Not a whole lot different from the moral ambiguities we addressed earlier, is
it? One man's good is another man's evil. Christopher Dawson noted that "as
soon as men decide that all means are permitted to fight an evil, then their
good becomes indistinguishable from the evil they set out to destroy."
We need the Rule of Law to ensure that we never forget that ends do not justify
means. The Rule of Law is our strongest bulwark against our morphing from state
fighting terror to state committing terror, our best pro-phylactic preventing
us from destroying liberty in the name of preserving it.

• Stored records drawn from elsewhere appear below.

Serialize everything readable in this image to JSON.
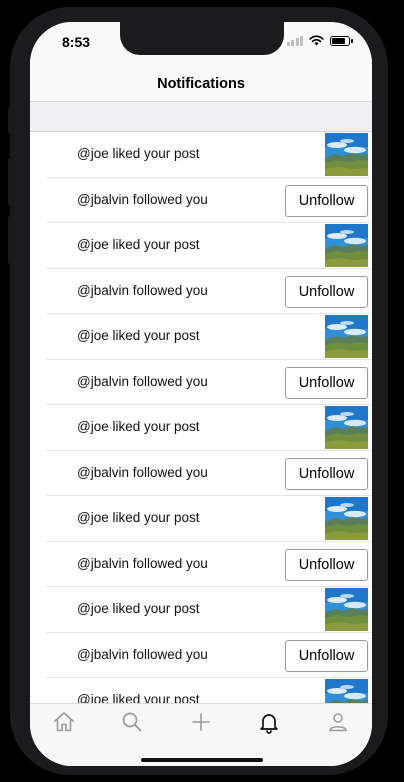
{
  "status_bar": {
    "time": "8:53"
  },
  "header": {
    "title": "Notifications"
  },
  "notifications": [
    {
      "type": "like",
      "text": "@joe liked your post"
    },
    {
      "type": "follow",
      "text": "@jbalvin followed you",
      "button": "Unfollow"
    },
    {
      "type": "like",
      "text": "@joe liked your post"
    },
    {
      "type": "follow",
      "text": "@jbalvin followed you",
      "button": "Unfollow"
    },
    {
      "type": "like",
      "text": "@joe liked your post"
    },
    {
      "type": "follow",
      "text": "@jbalvin followed you",
      "button": "Unfollow"
    },
    {
      "type": "like",
      "text": "@joe liked your post"
    },
    {
      "type": "follow",
      "text": "@jbalvin followed you",
      "button": "Unfollow"
    },
    {
      "type": "like",
      "text": "@joe liked your post"
    },
    {
      "type": "follow",
      "text": "@jbalvin followed you",
      "button": "Unfollow"
    },
    {
      "type": "like",
      "text": "@joe liked your post"
    },
    {
      "type": "follow",
      "text": "@jbalvin followed you",
      "button": "Unfollow"
    },
    {
      "type": "like",
      "text": "@joe liked your post"
    }
  ],
  "tab_bar": {
    "tabs": [
      {
        "icon": "home-icon"
      },
      {
        "icon": "search-icon"
      },
      {
        "icon": "plus-icon"
      },
      {
        "icon": "bell-icon",
        "active": true
      },
      {
        "icon": "profile-icon"
      }
    ]
  },
  "colors": {
    "nav_background": "#f9f9f9",
    "section_gap": "#efeff4",
    "active_tab": "#111111",
    "inactive_tab": "#9a9a9a"
  }
}
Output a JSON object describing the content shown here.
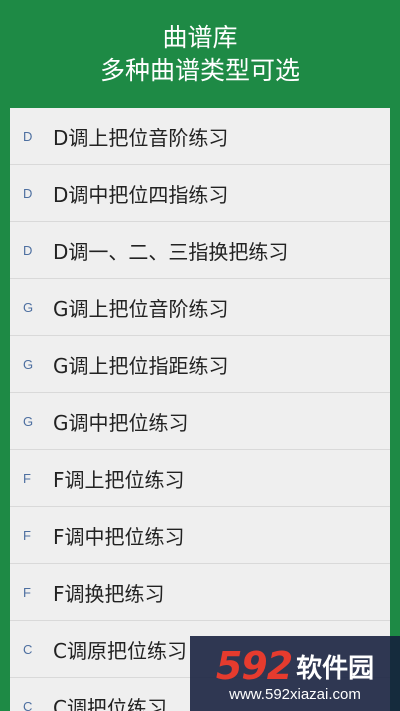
{
  "header": {
    "title": "曲谱库",
    "subtitle": "多种曲谱类型可选"
  },
  "list": {
    "items": [
      {
        "key": "D",
        "title": "D调上把位音阶练习"
      },
      {
        "key": "D",
        "title": "D调中把位四指练习"
      },
      {
        "key": "D",
        "title": "D调一、二、三指换把练习"
      },
      {
        "key": "G",
        "title": "G调上把位音阶练习"
      },
      {
        "key": "G",
        "title": "G调上把位指距练习"
      },
      {
        "key": "G",
        "title": "G调中把位练习"
      },
      {
        "key": "F",
        "title": "F调上把位练习"
      },
      {
        "key": "F",
        "title": "F调中把位练习"
      },
      {
        "key": "F",
        "title": "F调换把练习"
      },
      {
        "key": "C",
        "title": "C调原把位练习"
      },
      {
        "key": "C",
        "title": "C调把位练习"
      }
    ]
  },
  "watermark": {
    "number": "592",
    "text": "软件园",
    "url": "www.592xiazai.com"
  },
  "colors": {
    "header_bg": "#1e8a45",
    "list_bg": "#efefef",
    "key_text": "#4d6fa0",
    "watermark_number": "#e63b2e"
  }
}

I've two conclusions to draw. The first is that we must prevail against terrorism,
be it international or domestic, in order that our civilization and way of life
endure. The second is that in this struggle we must continue to embrace the
Rule of Law and the civil liberties it protects, again, in order that our civilization
and way of life endure.
Winston Churchill noted that "a fanatic is one who can't change his mind
and won't change the subject." Though humorous, it's an observation rooted
in truth. In our war on terrorism, we're fighting fanatics. Let us be dedicated
, untiring and unrelenting. But let us not be fanatics. Let us not destroy our
nation in order to save it. LET US WIN THIS WAR! But as we do so, like our national
symbol Eagle grasping an olive branch in one talon and arrows in the other,
let us cling steadfastly both to the Stars and Stripes and to the Rule of Law.